Effects of topiramate on ethanol-cocaine interactions and DNA methyltransferase gene expression in the rat prefrontal cortex.

BACKGROUND AND
PURPOSE: Recent and ongoing clinical studies have indicated that topiramate (Topamax®) could be effective in treating ethanol or cocaine abuse. However, the effects of topiramate on the co-administration of ethanol and cocaine remain largely unknown. EXPERIMENTAL APPROACH: We studied the effects of topiramate, in Wistar rats, on operant ethanol self-administration with the co-administration of cocaine (i.p.). The psychomotor effects of topiramate were examined before ethanol self-administration and cocaine exposure. Blood samples were collected to analyse ethanol and cocaine metabolism (blood ethanol levels and benzoylecgonine).
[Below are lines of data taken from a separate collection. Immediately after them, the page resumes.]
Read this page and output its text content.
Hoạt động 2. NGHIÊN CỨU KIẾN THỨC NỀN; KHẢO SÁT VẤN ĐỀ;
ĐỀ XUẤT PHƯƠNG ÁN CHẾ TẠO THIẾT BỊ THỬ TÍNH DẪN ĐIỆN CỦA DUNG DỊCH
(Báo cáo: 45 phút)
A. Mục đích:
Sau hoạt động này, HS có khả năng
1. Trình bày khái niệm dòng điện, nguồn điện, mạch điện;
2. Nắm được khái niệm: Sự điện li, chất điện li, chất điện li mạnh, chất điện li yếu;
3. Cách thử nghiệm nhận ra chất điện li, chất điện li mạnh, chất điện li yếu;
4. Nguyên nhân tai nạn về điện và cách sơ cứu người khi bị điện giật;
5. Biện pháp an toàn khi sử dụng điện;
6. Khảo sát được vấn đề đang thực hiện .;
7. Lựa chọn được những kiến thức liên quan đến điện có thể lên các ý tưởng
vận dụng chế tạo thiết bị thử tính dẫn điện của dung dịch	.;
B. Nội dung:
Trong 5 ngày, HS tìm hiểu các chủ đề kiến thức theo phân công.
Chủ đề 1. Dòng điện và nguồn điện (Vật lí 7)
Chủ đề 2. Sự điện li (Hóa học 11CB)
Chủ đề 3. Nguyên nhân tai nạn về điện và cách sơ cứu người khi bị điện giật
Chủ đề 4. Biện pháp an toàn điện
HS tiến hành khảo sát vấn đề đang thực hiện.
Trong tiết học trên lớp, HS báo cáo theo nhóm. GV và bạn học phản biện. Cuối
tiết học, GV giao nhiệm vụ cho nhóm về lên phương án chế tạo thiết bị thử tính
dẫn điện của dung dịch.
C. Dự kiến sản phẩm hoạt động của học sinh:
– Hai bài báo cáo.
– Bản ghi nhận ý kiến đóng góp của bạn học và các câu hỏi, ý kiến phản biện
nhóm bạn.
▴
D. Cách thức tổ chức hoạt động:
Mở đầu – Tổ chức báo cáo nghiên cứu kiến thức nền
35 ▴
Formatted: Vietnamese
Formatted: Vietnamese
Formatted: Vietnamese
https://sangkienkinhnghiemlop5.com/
Quantitative real-time PCR was used to characterize the gene expression in the prefrontal cortex. KEY
RESULTS: Topiramate prevented the cocaine-induced increased response to ethanol in a dose-dependent manner without causing any motor impairment by itself. This effect was observed when topiramate was administered before ethanol access, but not when topiramate was administered before the cocaine injection. Topiramate did not block cocaine-induced psychomotor stimulation. Topiramate reduced blood ethanol levels but did not affect cocaine metabolism. Ethanol increased the gene expression of DNA methyltransferases (Dnmt1 and Dnmt3a), the corepressor Dnmt1-associated protein 1 (Dmap1), and the RNA methyltransferase Trdmt1. These effects were prevented by topiramate or cocaine. Gene expression of histone deacetylase-2 and glutamate receptor kainate-1 were only increased by cocaine treatment. Topiramate and cocaine co-administration caused an up-regulation of dopamine (Drd1, Th) and opioid (Oprm1) receptor genes. Topiramate showed a tendency to alter episodic-like memory. CONCLUSIONS AND IMPLICATIONS: Topiramate is an effective inhibitor of the cocaine-induced increase in operant ethanol self-administration.